The understanding of the actual is possible only when the ideal, the what should be, is erased from the mind; that is only when the false is seen as the false. The what should be is also the what should not be. As long as the mind approaches the actual with either positive or negative compensation, there can be no understanding of the actual. To understand the actual you must be indirect communion with it; your relationship with it cannot be through the screen of the ideal, or through the screen of the past, of tradition, of experience. To be free from the wrong approach is the only problem. This means, really, the understanding of conditioning, which is the mind. The problem is the mind itself, and not the problems it breeds; the resolution of the problems bred by the mind is merely the reconciliation of effects, and that only leads to further confusion and illusion.
"How is one to understand the mind?"
The way of the mind is the way of life - not the ideal life, but the actual life of sorrow and pleasure, of deception and clarity, of conceit and the pose of humility. To understand the mind is to be aware of desire and fear. "Please, this is getting a bit too much for me. How am I to understand my mind?"
To know the mind, must you not be aware of its activities?
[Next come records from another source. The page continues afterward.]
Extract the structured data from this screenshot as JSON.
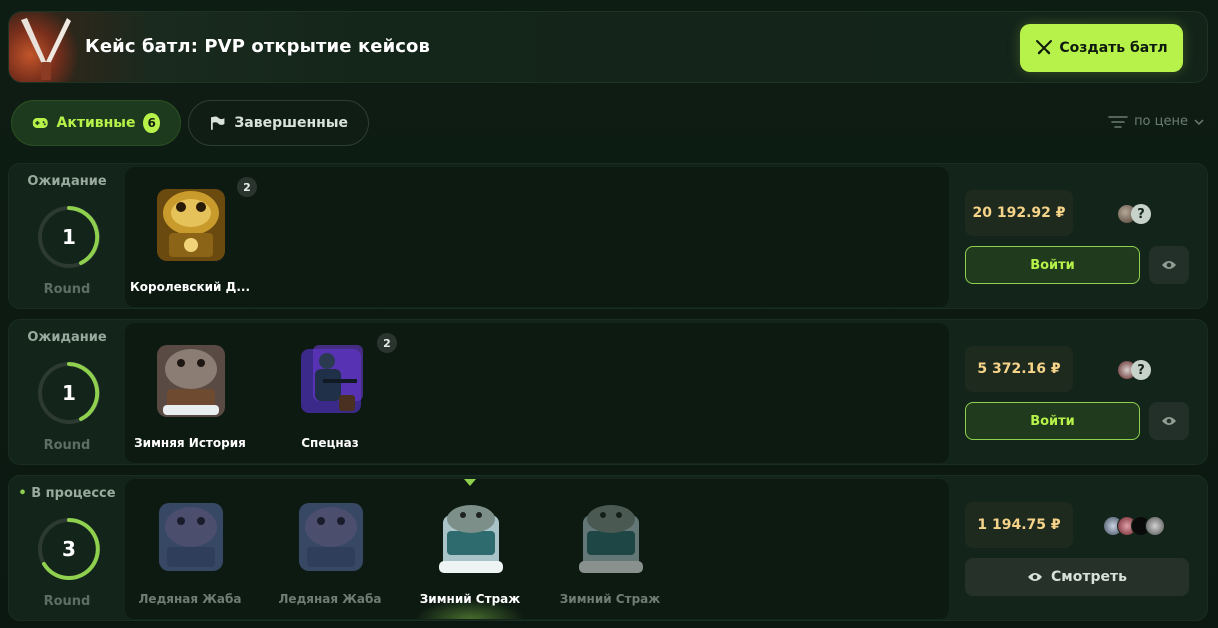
{
  "header": {
    "title": "Кейс батл: PVP открытие кейсов",
    "create_label": "Создать батл",
    "accent": "#b6f24a"
  },
  "tabs": {
    "active": {
      "label": "Активные",
      "count": "6"
    },
    "finished": {
      "label": "Завершенные"
    }
  },
  "sort": {
    "label": "по цене"
  },
  "battles": [
    {
      "status": "Ожидание",
      "round": "1",
      "round_label": "Round",
      "cases": [
        {
          "name": "Королевский Д...",
          "count": "2",
          "icon": "gold-toad-case"
        }
      ],
      "price": "20 192.92 ₽",
      "players": [
        "avatar",
        "unknown"
      ],
      "join_label": "Войти"
    },
    {
      "status": "Ожидание",
      "round": "1",
      "round_label": "Round",
      "cases": [
        {
          "name": "Зимняя История",
          "icon": "winter-toad-case"
        },
        {
          "name": "Спецназ",
          "count": "2",
          "icon": "spetsnaz-case"
        }
      ],
      "price": "5 372.16 ₽",
      "players": [
        "avatar",
        "unknown"
      ],
      "join_label": "Войти"
    },
    {
      "status": "В процессе",
      "round": "3",
      "round_label": "Round",
      "cases": [
        {
          "name": "Ледяная Жаба",
          "icon": "ice-toad-case"
        },
        {
          "name": "Ледяная Жаба",
          "icon": "ice-toad-case"
        },
        {
          "name": "Зимний Страж",
          "icon": "winter-guard-case"
        },
        {
          "name": "Зимний Страж",
          "icon": "winter-guard-case"
        }
      ],
      "price": "1 194.75 ₽",
      "players": [
        "avatar",
        "avatar",
        "avatar",
        "avatar"
      ],
      "watch_label": "Смотреть"
    }
  ]
}
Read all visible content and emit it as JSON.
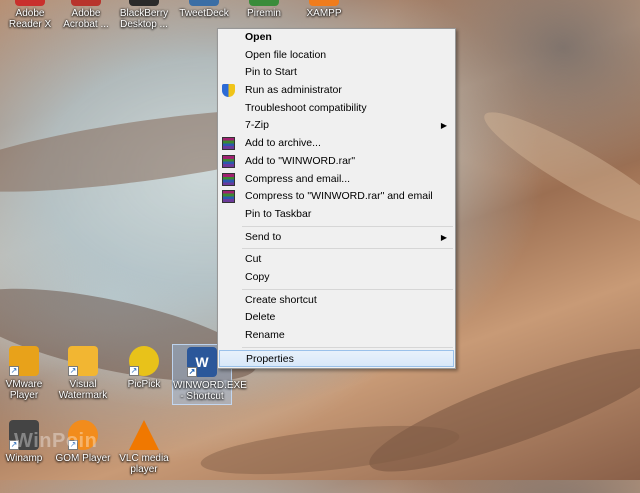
{
  "desktop_top_row": [
    {
      "label": "Adobe Reader X",
      "icon": "adobe-reader-icon",
      "color": "#c9302c"
    },
    {
      "label": "Adobe Acrobat ...",
      "icon": "adobe-acrobat-icon",
      "color": "#b8342c"
    },
    {
      "label": "BlackBerry Desktop ...",
      "icon": "blackberry-icon",
      "color": "#2a2a2a"
    },
    {
      "label": "TweetDeck",
      "icon": "tweetdeck-icon",
      "color": "#3b6ea5"
    },
    {
      "label": "Piremin",
      "icon": "piremin-icon",
      "color": "#3a8c3a"
    },
    {
      "label": "XAMPP",
      "icon": "xampp-icon",
      "color": "#f07c1c"
    }
  ],
  "desktop_bottom": [
    {
      "label": "VMware Player",
      "icon": "vmware-icon",
      "color": "#e8a21a"
    },
    {
      "label": "Visual Watermark",
      "icon": "visual-watermark-icon",
      "color": "#f2b632"
    },
    {
      "label": "PicPick",
      "icon": "picpick-icon",
      "color": "#e8c21a"
    },
    {
      "label": "WINWORD.EXE - Shortcut",
      "icon": "word-icon",
      "color": "#2b579a"
    },
    {
      "label": "Winamp",
      "icon": "winamp-icon",
      "color": "#444444"
    },
    {
      "label": "GOM Player",
      "icon": "gom-player-icon",
      "color": "#f28c1c"
    },
    {
      "label": "VLC media player",
      "icon": "vlc-icon",
      "color": "#f07800"
    }
  ],
  "context_menu": {
    "items": [
      {
        "label": "Open",
        "bold": true
      },
      {
        "label": "Open file location"
      },
      {
        "label": "Pin to Start"
      },
      {
        "label": "Run as administrator",
        "icon": "uac-shield-icon"
      },
      {
        "label": "Troubleshoot compatibility"
      },
      {
        "label": "7-Zip",
        "submenu": true
      },
      {
        "label": "Add to archive...",
        "icon": "winrar-icon"
      },
      {
        "label": "Add to \"WINWORD.rar\"",
        "icon": "winrar-icon"
      },
      {
        "label": "Compress and email...",
        "icon": "winrar-icon"
      },
      {
        "label": "Compress to \"WINWORD.rar\" and email",
        "icon": "winrar-icon"
      },
      {
        "label": "Pin to Taskbar"
      },
      {
        "label": "Send to",
        "submenu": true
      },
      {
        "label": "Cut"
      },
      {
        "label": "Copy"
      },
      {
        "label": "Create shortcut"
      },
      {
        "label": "Delete"
      },
      {
        "label": "Rename"
      },
      {
        "label": "Properties",
        "highlighted": true
      }
    ],
    "submenu_glyph": "▶"
  },
  "watermark": "WinPoin"
}
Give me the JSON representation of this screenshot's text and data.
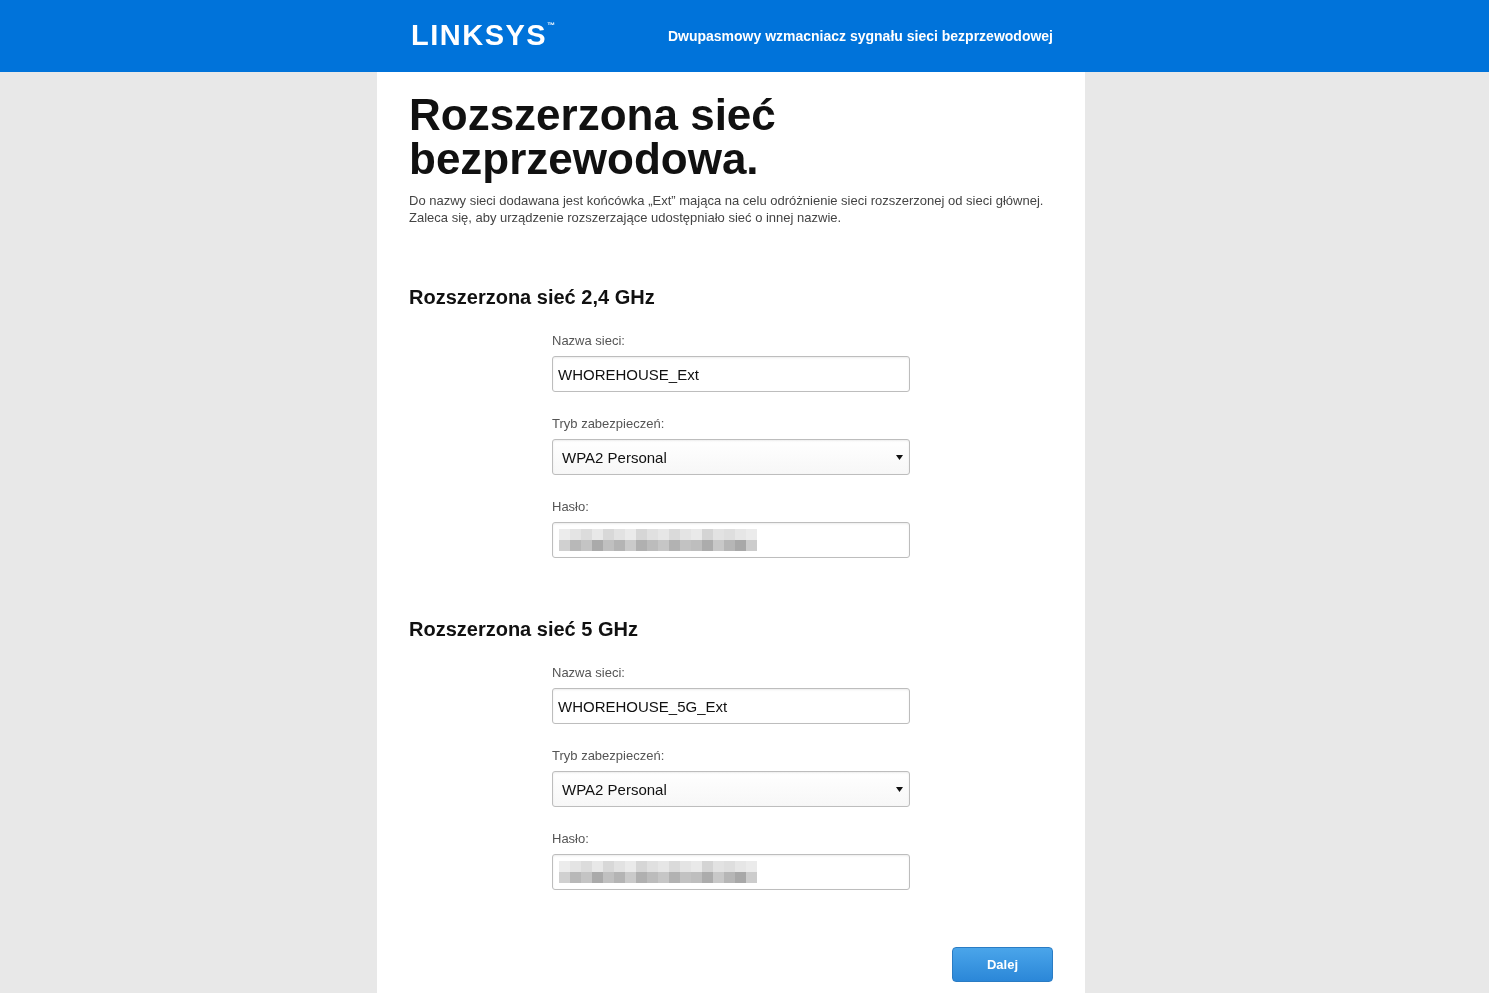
{
  "header": {
    "logo": {
      "text": "LINKSYS",
      "mark": "™"
    },
    "subtitle": "Dwupasmowy wzmacniacz sygnału sieci bezprzewodowej"
  },
  "page": {
    "title": "Rozszerzona sieć bezprzewodowa.",
    "description": "Do nazwy sieci dodawana jest końcówka „Ext” mająca na celu odróżnienie sieci rozszerzonej od sieci głównej. Zaleca się, aby urządzenie rozszerzające udostępniało sieć o innej nazwie."
  },
  "sections": [
    {
      "title": "Rozszerzona sieć 2,4 GHz",
      "fields": [
        {
          "kind": "text",
          "label": "Nazwa sieci:",
          "value": "WHOREHOUSE_Ext"
        },
        {
          "kind": "select",
          "label": "Tryb zabezpieczeń:",
          "value": "WPA2 Personal"
        },
        {
          "kind": "password",
          "label": "Hasło:",
          "obscured": true
        }
      ]
    },
    {
      "title": "Rozszerzona sieć 5 GHz",
      "fields": [
        {
          "kind": "text",
          "label": "Nazwa sieci:",
          "value": "WHOREHOUSE_5G_Ext"
        },
        {
          "kind": "select",
          "label": "Tryb zabezpieczeń:",
          "value": "WPA2 Personal"
        },
        {
          "kind": "password",
          "label": "Hasło:",
          "obscured": true
        }
      ]
    }
  ],
  "buttons": [
    {
      "label": "Dalej"
    }
  ]
}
The mind is only experience, not just the immediate but also the accumulated. The mind is the past in response to the present, which makes for the future. The total process of the mind has to be understood.
"Where am I to begin?"
From the only beginning: relationship. Relationship is life; to be is to be related. Only in the mirror of relationship is the mind to be understood, and you have to begin to see yourself in that mirror. "Do you mean in my relationship with my wife with my neighbour, and so on? Is that not a very limited process?"
What may appear to be small, limited, if approached rightly, reveals the fathomless. It is like a funnel, the narrow opens into the wide. When observed with passive watchfulness, the limited reveals the limitless. After all, at its source the river is small, hardly worth noticing.
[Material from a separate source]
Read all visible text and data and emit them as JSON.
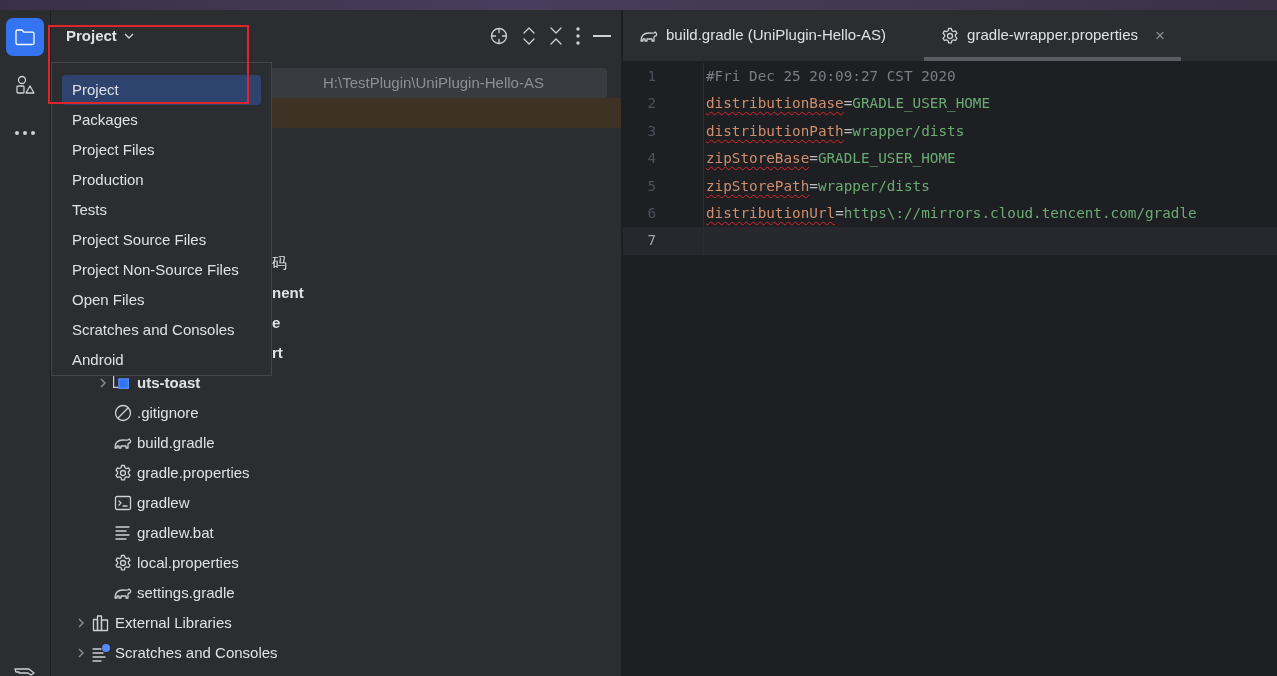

"So I must begin with myself and my immediate relationships."
Surely. Relationship is never narrow or small. With the one or with the many, relationship is a complex process, and you can approach it pettily, or freely and openly. Again, the approach is dependent on the state of the mind. If you do not begin with yourself, where else will you begin? Even if you begin with some peripheral activity, you are in relationship with it, the mind is the centre of it. Whether you begin near or far, you are there. Without understanding yourself, whatever you do will inevitably bring about confusion and sorrow. The beginning is the ending.
"I have wandered far afield, I have seen and done many things, I have suffered and laughed like so many others, and yet I have had to come back to myself. I am like that sannyasi who set out in search of truth. He spent many years going from teacher to teacher, and each pointed out a different way. At last he wearily returned to his home, and in his own house was the jewel! I see how foolish we are, searching the universe for that bliss which is to be found only in our own hearts when the mind is purged of its activities. You are perfectly right. I begin from where I started. I begin with what I am."